How would a growth problem be treated in my 3-year-old?

Fortunately, many conditions that cause growth problems in our children can be managed or corrected with medical treatment. 

Your healthcare professional will base the treatment for any condition on:

  • Your wishes about treatment
  • Your child’s current health and health history
  • How bad the problem is
  • What is causing the growth problem
  • How able your child is to deal with taking medicines and deal with procedures.

Some children may also develop poor self-esteem or even depression because of their height. You can talk to your child about their feelings and give them support about their height. Self-esteem and depression issues can also be addressed using psychological counseling.
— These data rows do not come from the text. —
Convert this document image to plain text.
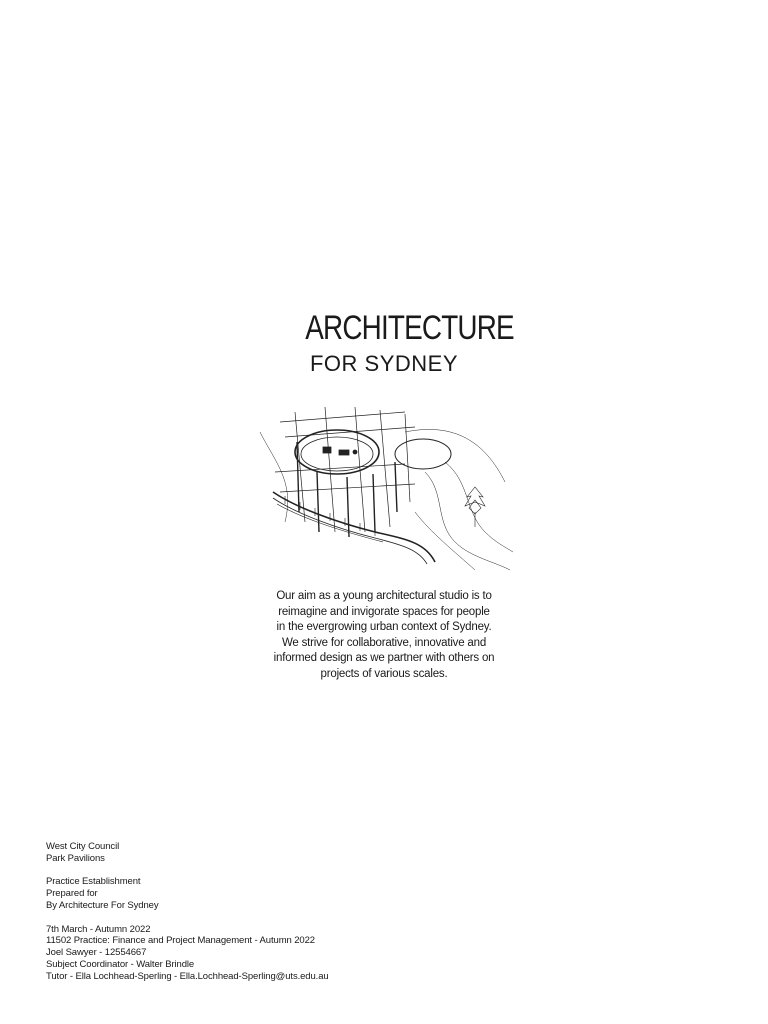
ARCHITECTURE
FOR SYDNEY
Our aim as a young architectural studio is to
reimagine and invigorate spaces for people
in the evergrowing urban context of Sydney.
We strive for collaborative, innovative and
informed design as we partner with others on
projects of various scales.
West City Council
Park Pavilions
Practice Establishment
Prepared for
By Architecture For Sydney
7th March - Autumn 2022
11502 Practice: Finance and Project Management - Autumn 2022
Joel Sawyer - 12554667
Subject Coordinator - Walter Brindle
Tutor - Ella Lochhead-Sperling - Ella.Lochhead-Sperling@uts.edu.au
Key Points to remember about growth problems in your 3-year-old

If you feel like your 3-year-old’s growth is a problem and you want to visit a healthcare professional like a doctor to discuss your child’s health. Then here is a useful list of tips to help you get the most from your visit:

  • Write down the exact reason for your visit. It’s easy to forget the details when you only have a short time with your doctor.
  • Write down any questions you want answering. It’s easy to forget important questions and regret it afterward.
  • If your doctor gives your child a new diagnosis (the name for a condition) or prescribes them any medication. Then take a moment and write these down so you can research them later.
  • Ask the doctor why a medicine or treatment has been prescribed and how it will help your child. Also, ask about side-effects.
  • Ask about alternative treatments to their condition.
  • Ask what tests might be done to confirm the diagnosis.
  • Ask about what to expect if your child didn’t get treatment or misses a treatment.
  • Ask for an out of hours contact number in case of any emergency.